Justice Released from Prison in 1985 Murders, But Gets Civil Confinement
By Melinda Miller, Sep 16, 2015, Buffalo News
When John D. Justice landed back behind bars eight years ago after failing at parole, he asked that he be allowed to serve his complete sentence for killing his parents, brother and neighbor, believing he later could walk out of prison free from any restrictions.
He got his wish, at least partially. Justice was released from a state prison earlier this month after serving nearly 30 years to the day when he committed one of the most notorious crimes in recent local history – killing his family in their Kenmore home and then killing another man in what he described as a suicide attempt.
But Justice, now 47, didn’t walk out the gates of the Great Meadow Correctional Facility in Washington County on his own on Sept. 4.
“John Justice was released from the custody of the Department of Corrections and committed to the custody of the Office of Mental Health,” Erie County District Attorney Frank A. Sedita III said Wednesday – the anniversary of the killings.

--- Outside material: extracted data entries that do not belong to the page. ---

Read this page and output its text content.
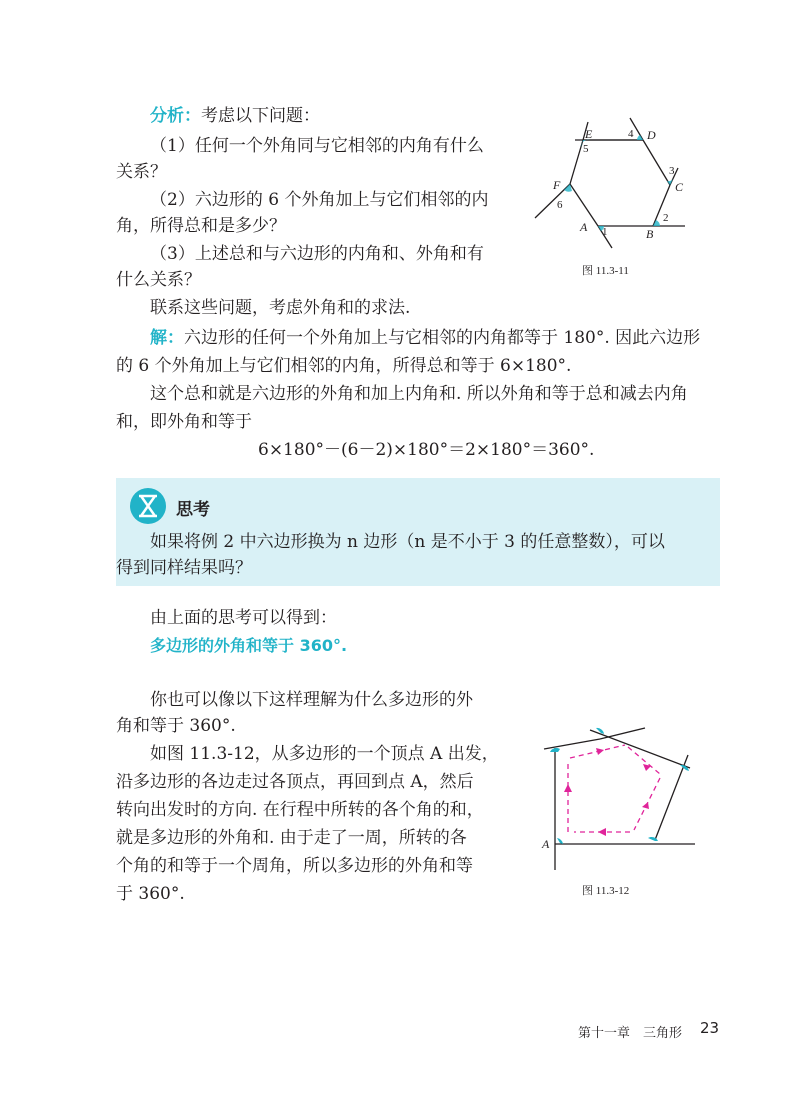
分析：考虑以下问题：
（1）任何一个外角同与它相邻的内角有什么
关系？
（2）六边形的 6 个外角加上与它们相邻的内
角，所得总和是多少？
（3）上述总和与六边形的内角和、外角和有
什么关系？
联系这些问题，考虑外角和的求法.
A	B
C
D
E
F
1
2
3
4
5
6
图 11.3-11
解：六边形的任何一个外角加上与它相邻的内角都等于 180°. 因此六边形
的 6 个外角加上与它们相邻的内角，所得总和等于 6×180°.
这个总和就是六边形的外角和加上内角和. 所以外角和等于总和减去内角
和，即外角和等于
6×180°－(6－2)×180°＝2×180°＝360°.
思考
如果将例 2 中六边形换为 n 边形（n 是不小于 3 的任意整数），可以
得到同样结果吗？
由上面的思考可以得到：
多边形的外角和等于 360°.
你也可以像以下这样理解为什么多边形的外
角和等于 360°.
如图 11.3-12，从多边形的一个顶点 A 出发，
沿多边形的各边走过各顶点，再回到点 A，然后
转向出发时的方向. 在行程中所转的各个角的和，
就是多边形的外角和. 由于走了一周，所转的各
个角的和等于一个周角，所以多边形的外角和等
于 360°.
A
图 11.3-12
第十一章　三角形 23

State Supreme Court Justice Stan Pritzker in Washington County granted the state’s request in late August that Justice be declared mentally unfit for release, Sedita said. The result is that Justice would now be committed to a secure psychiatric facility.
Because the judge ordered that the court proceedings be sealed, Sedita said he was not able to say exactly what the judge’s ruling was or where Justice is now being held.

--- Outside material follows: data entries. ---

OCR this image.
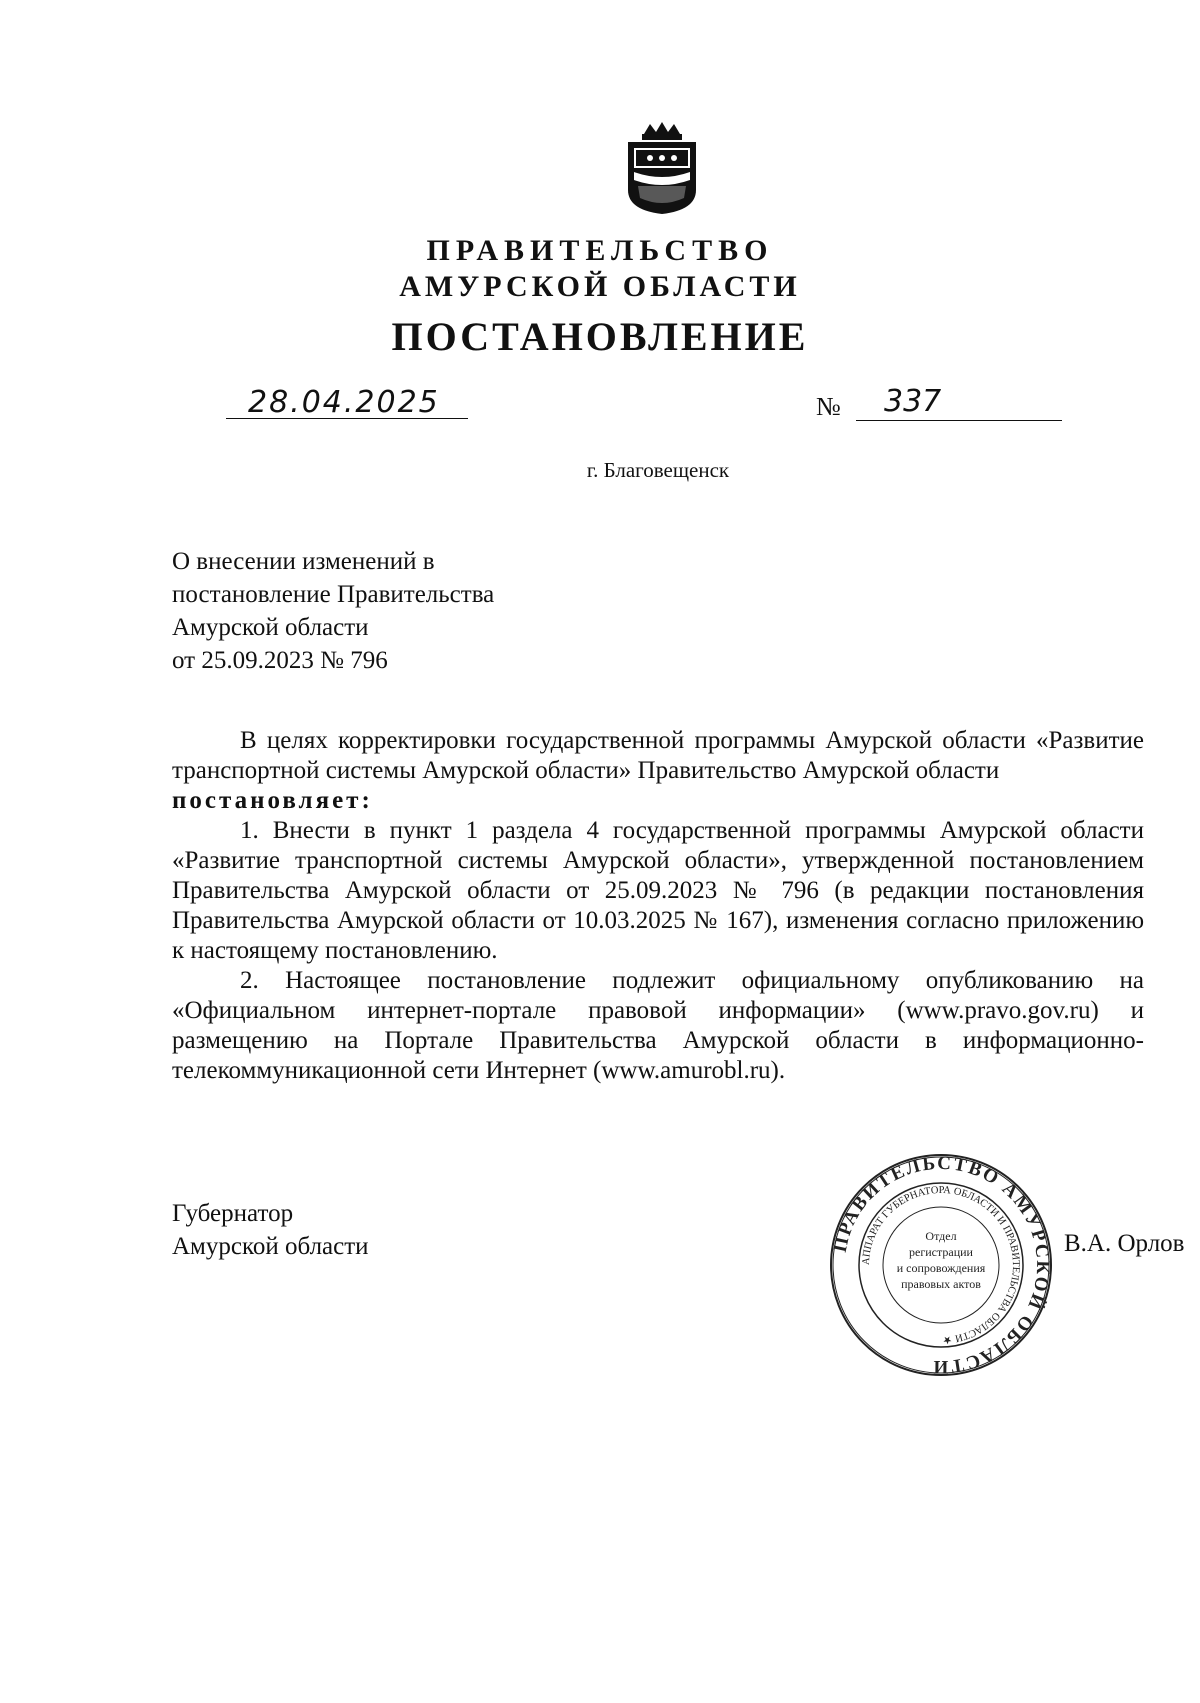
ПРАВИТЕЛЬСТВО
АМУРСКОЙ ОБЛАСТИ
ПОСТАНОВЛЕНИЕ
28.04.2025	№ 337
г. Благовещенск
О внесении изменений в
постановление Правительства
Амурской области
от 25.09.2023 № 796

В целях корректировки государственной программы Амурской области «Развитие транспортной системы Амурской области» Правительство Амурской области

постановляет:

1. Внести в пункт 1 раздела 4 государственной программы Амурской области «Развитие транспортной системы Амурской области», утвержденной постановлением Правительства Амурской области от 25.09.2023 № 796 (в редакции постановления Правительства Амурской области от 10.03.2025 № 167), изменения согласно приложению к настоящему постановлению.

2. Настоящее постановление подлежит официальному опубликованию на «Официальном интернет-портале правовой информации» (www.pravo.gov.ru) и размещению на Портале Правительства Амурской области в информационно-телекоммуникационной сети Интернет (www.amurobl.ru).

Губернатор
Амурской области	В.А. Орлов
ПРАВИТЕЛЬСТВО АМУРСКОЙ ОБЛАСТИ
АППАРАТ ГУБЕРНАТОРА ОБЛАСТИ И ПРАВИТЕЛЬСТВА ОБЛАСТИ ★
Отдел
регистрации
и сопровождения
правовых актов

One likely possibility is that Justice was declared dangerously mentally ill, which allows for a person’s involuntary commitment to a mental health facility. New York has several secure mental health centers for individuals who, according to the law, “have demonstrated violent or homicidal behavior that could put other people at a reasonable fear of being harmed.”
The Department of Corrections notified the Kenmore Police Department that Justice was being released from prison but didn’t indicate where he went.

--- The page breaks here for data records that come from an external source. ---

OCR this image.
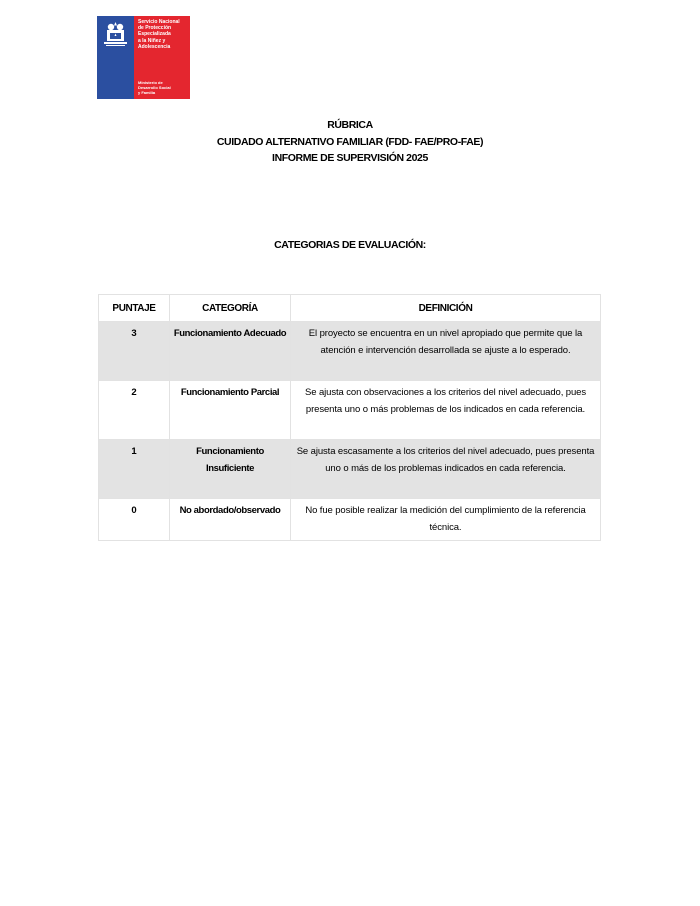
Servicio Nacional
de Protección
Especializada
a la Niñez y
Adolescencia
Ministerio de
Desarrollo Social
y Familia
RÚBRICA
CUIDADO ALTERNATIVO FAMILIAR (FDD- FAE/PRO-FAE)
INFORME DE SUPERVISIÓN 2025
CATEGORIAS DE EVALUACIÓN:
PUNTAJE	CATEGORÍA	DEFINICIÓN
3	Funcionamiento Adecuado	El proyecto se encuentra en un nivel apropiado que permite que la atención e intervención desarrollada se ajuste a lo esperado.
2	Funcionamiento Parcial	Se ajusta con observaciones a los criterios del nivel adecuado, pues presenta uno o más problemas de los indicados en cada referencia.
1	Funcionamiento Insuficiente	Se ajusta escasamente a los criterios del nivel adecuado, pues presenta uno o más de los problemas indicados en cada referencia.
0	No abordado/observado	No fue posible realizar la medición del cumplimiento de la referencia técnica.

“Normally, when we get these things … they usually give us some kind of address or idea where they’ll be living,” Chief Peter Breitnauer said Wednesday. “This had nothing on it.”
Breitnauer checked with the state Division of Parole and was told that Justice still was incarcerated on a civil commitment, without saying where.
Justice could have been taken to the Mid-Hudson or the Kirby forensic psychiatric centers or the Rochester Regional Forensic Unit for ongoing treatment.
Justice was 17 years old and an honor student at Kenmore West High School when he fatally stabbed his parents, John W. and Mary Justice, both 37, and his brother, Mark, 13, at their home on Mang Avenue, and then rear-ended a car on Military Road driven by Wayne Haun, 22, at 80 mph, killing Haun.
He eventually was found not guilty by reason of insanity in the murders of his father and brother and, after an initial verdict was overturned, was found guilty of manslaughter in the deaths of his mother and Haun.
His former defense attorney John R. Nuchereno has said of Justice, “He functions with high intellect, which runs parallel to a devastating mental disease.”
Justice spent part of his time in prison formulating and filing dozens of lawsuits pertaining to the handling of his case. He was released in September 2005 but wound up back in prison two years later for violating the conditions of his parole, reportedly by threatening workers at the Buffalo halfway house where he lived.
Prior to being returned to state prison in 2007, Justice told The News that he would prefer to remain behind bars rather than live in a halfway house again.
In 2013, Nuchereno, who was no longer representing Justice, said that during the parole hearings in 2006, Justice voluntarily resubmitted himself to the jurisdiction of the Office of Mental Health, perhaps assuming it would help his case.
“I don’t think he realized he was resubmitting to possible lifelong jurisdiction,” Nuchereno said at the time.
People such as Justice who are under involuntary civil commitment face an open-ended term of confinement, with any future possibility of release dependent on the results of periodic evaluations of their mental health and stability.